Monday, November 20, 2006

Rocks, Leaves & Water


When my older son, Noah, was only five (a few years ago), he had already discerned one of the core meta-patterns of his dad's evolving pattern of imagery. Noah happily explained to anyone who inquired about "what that strange man with a tripod..." is doing, that..."That's just my dad; he likes to take pictures of rocks, leaves and water."

Later, of course, Noah's sense of his dad's meta-pattern grew deeper and ever more sophisticated; passing though "my dad likes to catch subtle light as it falls on dilapidated buildings,", stalling, for a while, on "my dad likes to take pictures of boring stuff," and eventually settling on "my dad likes gentle, quiet scenes." I am often greatly impressed with the depth of my son's young perception of my meta-patterns, and his eloquence in expressing them.


The three photos appearing here - all taken this past weekend at (the Virginia side of) Great Falls Park - are very firmly in the "rocks, leaves and water" class of meta-patterns; which is what I find myself going back to whenever I need to creatively recharge myself.

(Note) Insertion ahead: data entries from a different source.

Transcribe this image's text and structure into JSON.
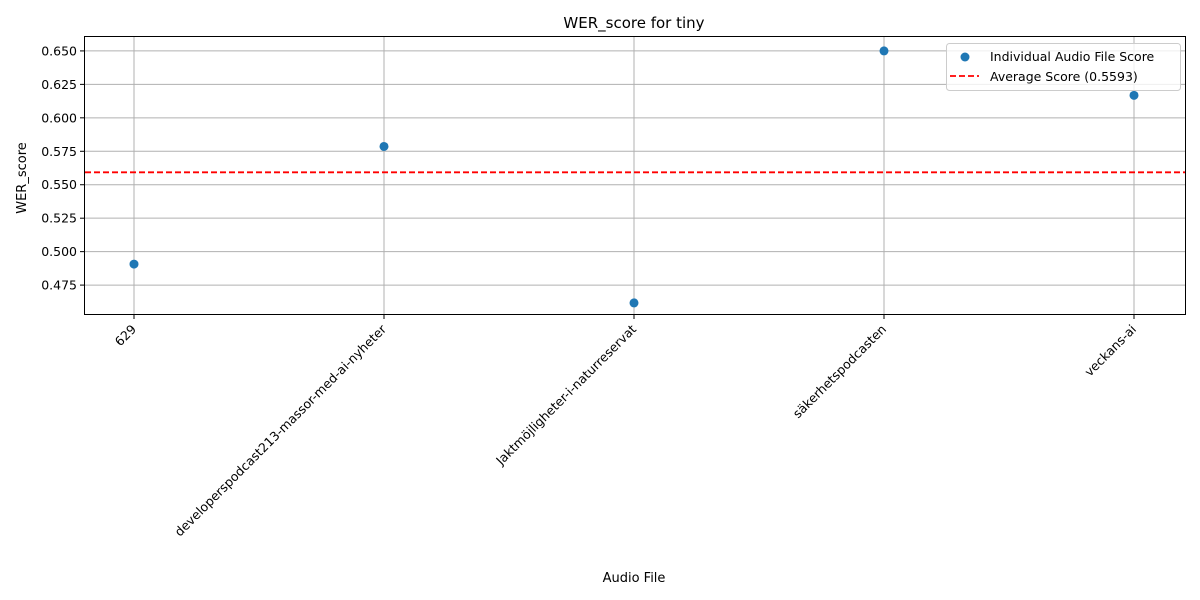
{
  "chart_data": {
    "type": "scatter",
    "title": "WER_score for tiny",
    "xlabel": "Audio File",
    "ylabel": "WER_score",
    "categories": [
      "629",
      "developerspodcast213-massor-med-ai-nyheter",
      "Jaktmöjligheter-i-naturreservat",
      "säkerhetspodcasten",
      "veckans-ai"
    ],
    "series": [
      {
        "name": "Individual Audio File Score",
        "values": [
          0.4907,
          0.5786,
          0.4617,
          0.65,
          0.6168
        ],
        "color": "#1f77b4"
      }
    ],
    "average": {
      "name": "Average Score (0.5593)",
      "value": 0.5593,
      "color": "#ff0000",
      "style": "dashed"
    },
    "ylim": [
      0.4534,
      0.6604
    ],
    "yticks": [
      0.475,
      0.5,
      0.525,
      0.55,
      0.575,
      0.6,
      0.625,
      0.65
    ],
    "ytick_labels": [
      "0.475",
      "0.500",
      "0.525",
      "0.550",
      "0.575",
      "0.600",
      "0.625",
      "0.650"
    ],
    "grid": true,
    "legend_position": "top-right"
  }
}
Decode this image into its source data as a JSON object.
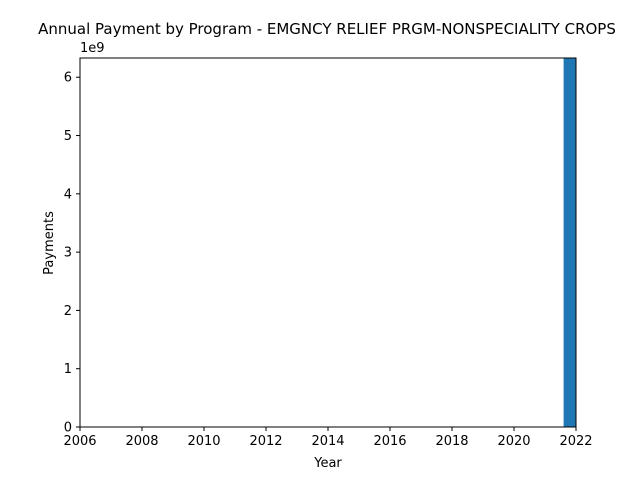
{
  "chart_data": {
    "type": "bar",
    "title": "Annual Payment by Program - EMGNCY RELIEF PRGM-NONSPECIALITY CROPS",
    "xlabel": "Year",
    "ylabel": "Payments",
    "offset_text": "1e9",
    "x": [
      2022
    ],
    "values": [
      6.33
    ],
    "values_scale": 1000000000,
    "xlim": [
      2006,
      2022
    ],
    "ylim": [
      0,
      6.33
    ],
    "xticks": [
      "2006",
      "2008",
      "2010",
      "2012",
      "2014",
      "2016",
      "2018",
      "2020",
      "2022"
    ],
    "yticks": [
      "0",
      "1",
      "2",
      "3",
      "4",
      "5",
      "6"
    ],
    "bar_color": "#1f77b4",
    "grid": false,
    "legend": "none"
  }
}
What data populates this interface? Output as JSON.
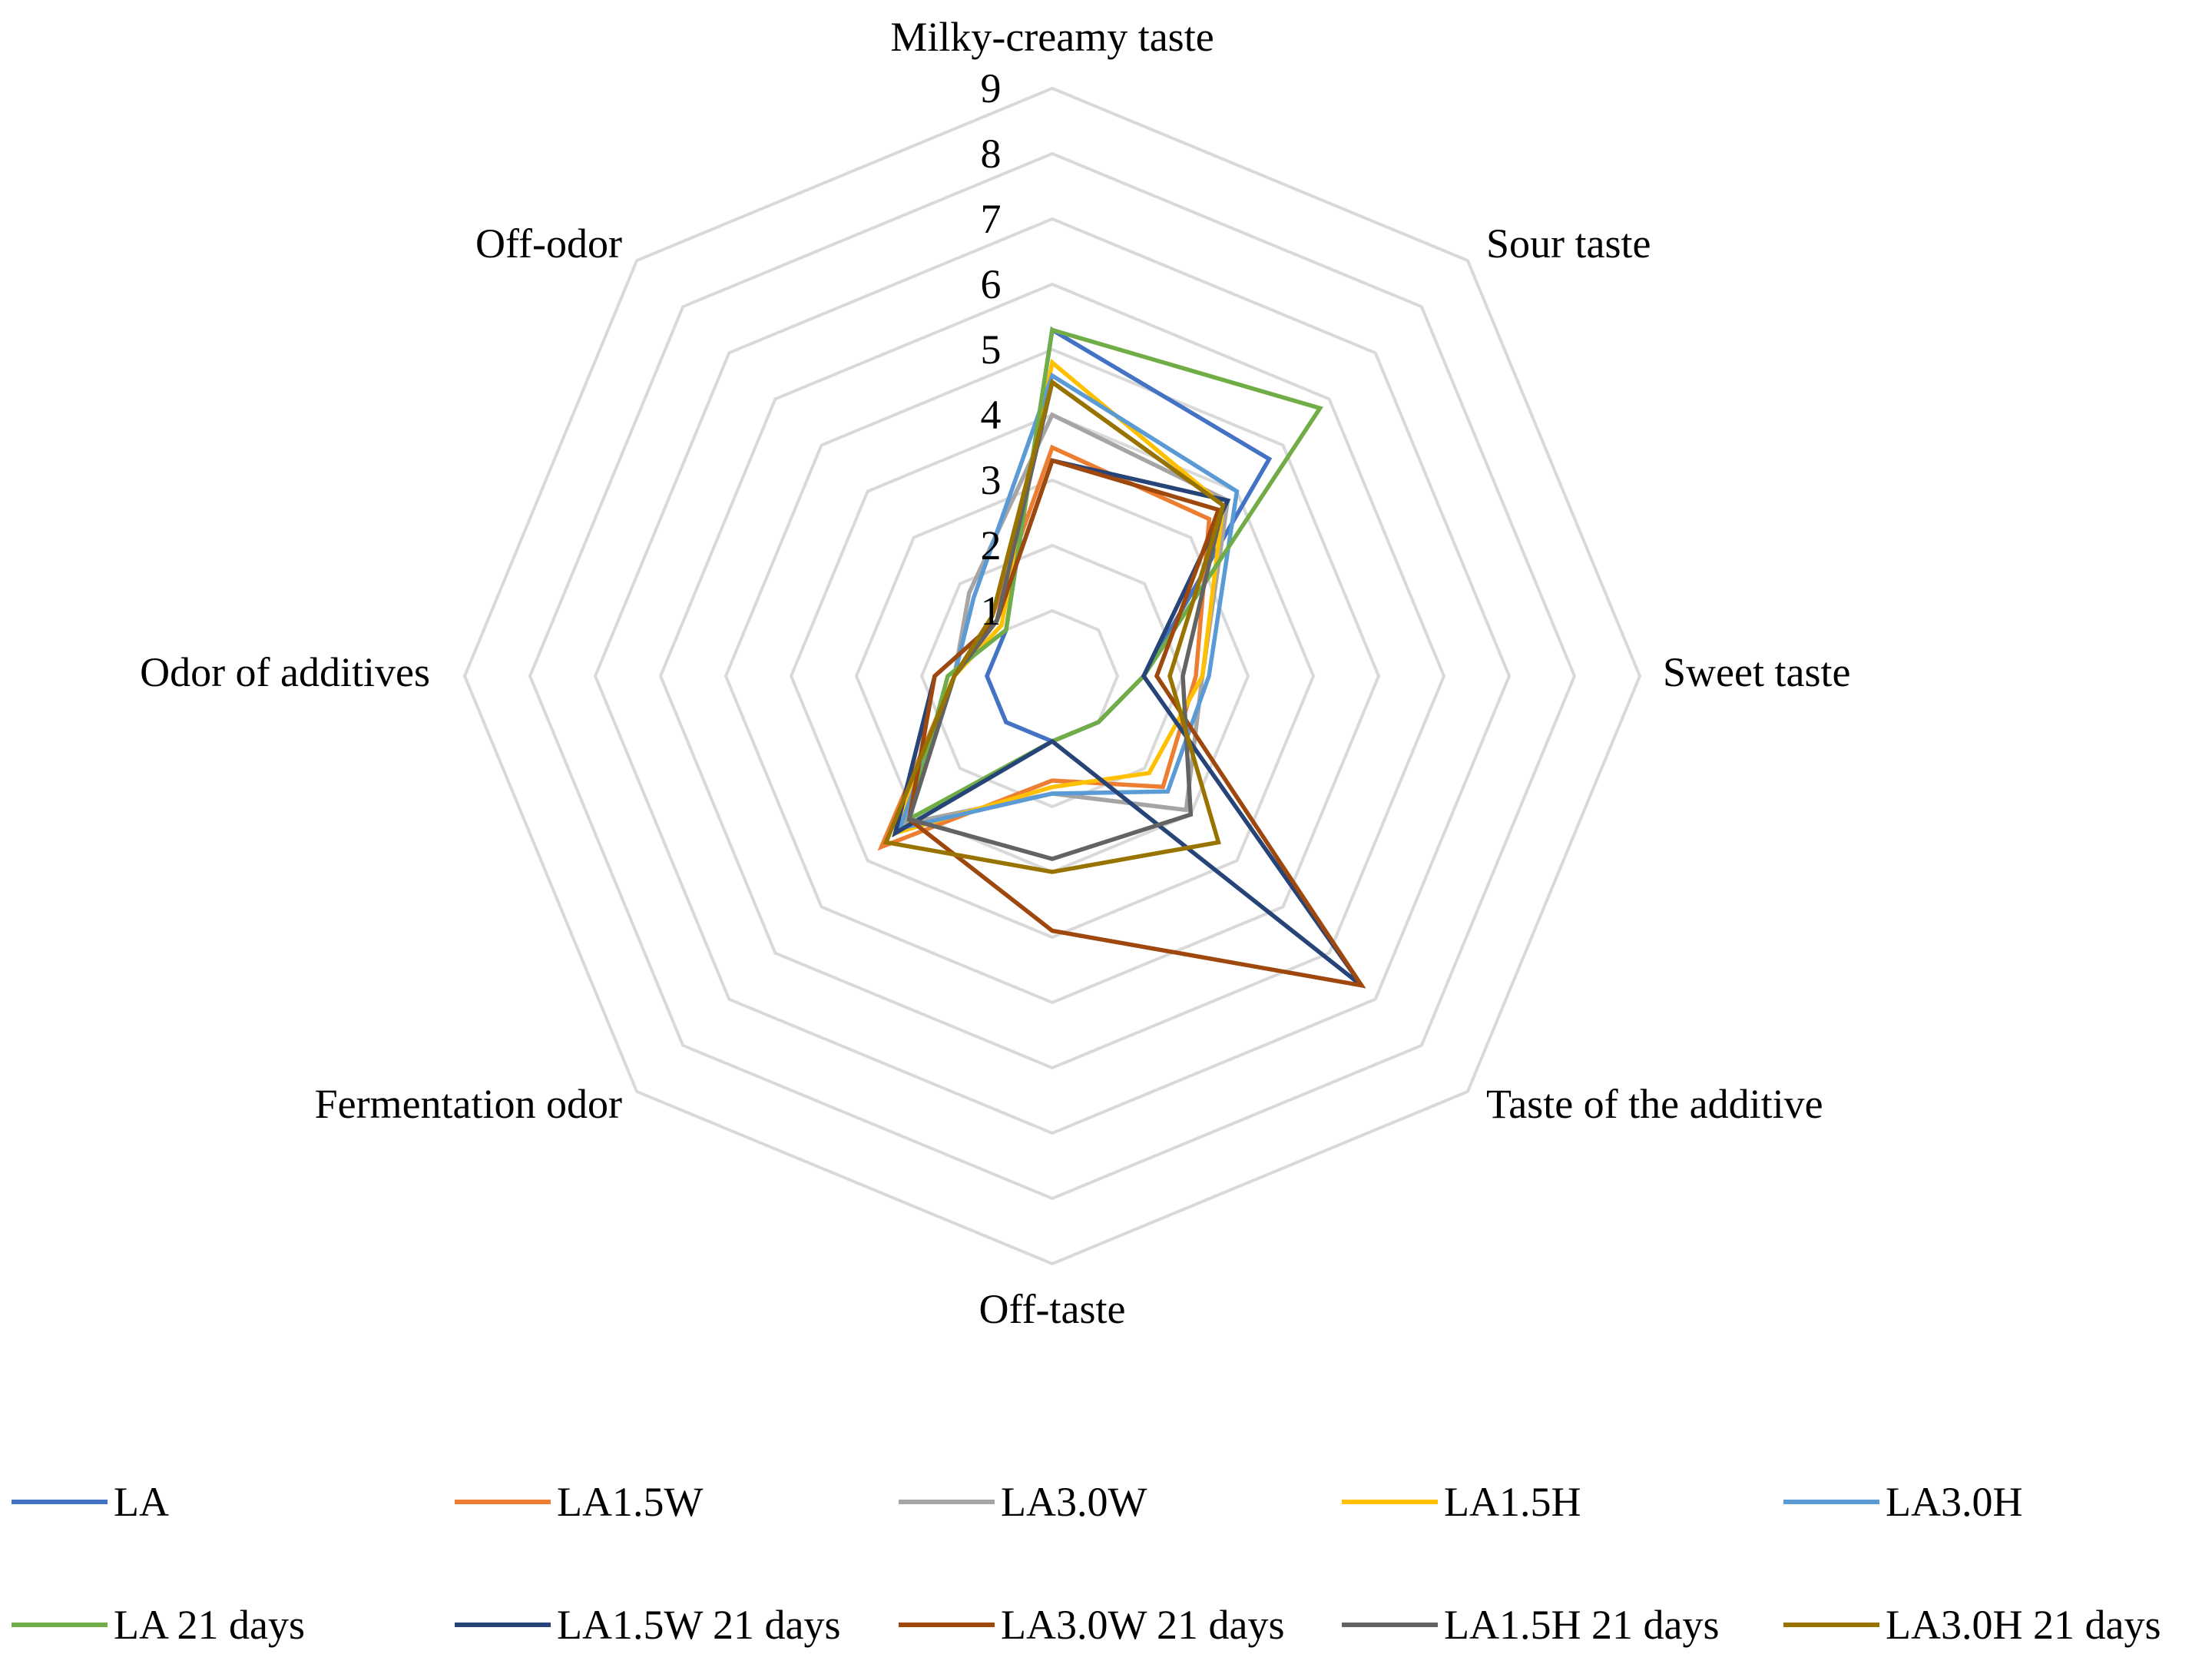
{
  "chart_data": {
    "type": "radar",
    "title": "",
    "axes": [
      "Milky-creamy taste",
      "Sour taste",
      "Sweet taste",
      "Taste of the additive",
      "Off-taste",
      "Fermentation odor",
      "Odor of additives",
      "Off-odor"
    ],
    "r_range": [
      0,
      9
    ],
    "ticks": [
      1,
      2,
      3,
      4,
      5,
      6,
      7,
      8,
      9
    ],
    "tick_labels": [
      "1",
      "2",
      "3",
      "4",
      "5",
      "6",
      "7",
      "8",
      "9"
    ],
    "grid": true,
    "legend_position": "bottom",
    "series": [
      {
        "name": "LA",
        "color": "#4472C4",
        "values": [
          5.3,
          4.7,
          1.4,
          1.0,
          1.0,
          1.0,
          1.0,
          1.0
        ]
      },
      {
        "name": "LA1.5W",
        "color": "#ED7D31",
        "values": [
          3.5,
          3.4,
          2.2,
          2.4,
          1.6,
          3.7,
          1.5,
          1.3
        ]
      },
      {
        "name": "LA3.0W",
        "color": "#A5A5A5",
        "values": [
          4.0,
          3.8,
          2.3,
          2.9,
          1.8,
          3.2,
          1.5,
          1.8
        ]
      },
      {
        "name": "LA1.5H",
        "color": "#FFC000",
        "values": [
          4.8,
          3.7,
          2.3,
          2.1,
          1.7,
          3.4,
          1.5,
          1.1
        ]
      },
      {
        "name": "LA3.0H",
        "color": "#5B9BD5",
        "values": [
          4.6,
          4.0,
          2.4,
          2.5,
          1.8,
          3.3,
          1.5,
          1.7
        ]
      },
      {
        "name": "LA 21 days",
        "color": "#70AD47",
        "values": [
          5.3,
          5.8,
          1.4,
          1.0,
          1.0,
          3.1,
          1.6,
          1.0
        ]
      },
      {
        "name": "LA1.5W 21 days",
        "color": "#264478",
        "values": [
          3.3,
          3.8,
          1.4,
          6.7,
          1.0,
          3.4,
          1.8,
          1.2
        ]
      },
      {
        "name": "LA3.0W 21 days",
        "color": "#9E480E",
        "values": [
          3.3,
          3.6,
          1.6,
          6.7,
          3.9,
          3.1,
          1.8,
          1.2
        ]
      },
      {
        "name": "LA1.5H 21 days",
        "color": "#636363",
        "values": [
          4.5,
          3.7,
          2.0,
          3.0,
          2.8,
          3.1,
          1.5,
          1.2
        ]
      },
      {
        "name": "LA3.0H 21 days",
        "color": "#997300",
        "values": [
          4.5,
          3.7,
          1.8,
          3.6,
          3.0,
          3.6,
          1.5,
          1.3
        ]
      }
    ]
  }
}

Patterns, meta-patterns and meta-meta-patterns may all come and go (and I hope they do keep coming and going, for change and evolution are the lifeblood of creation); but the pattern that repeats most often, and the one pattern that inevitably remains when the conscious "I" stops thinking, is what my son has known since he was five: "Dad just likes to take pictures of rocks, leaves and water."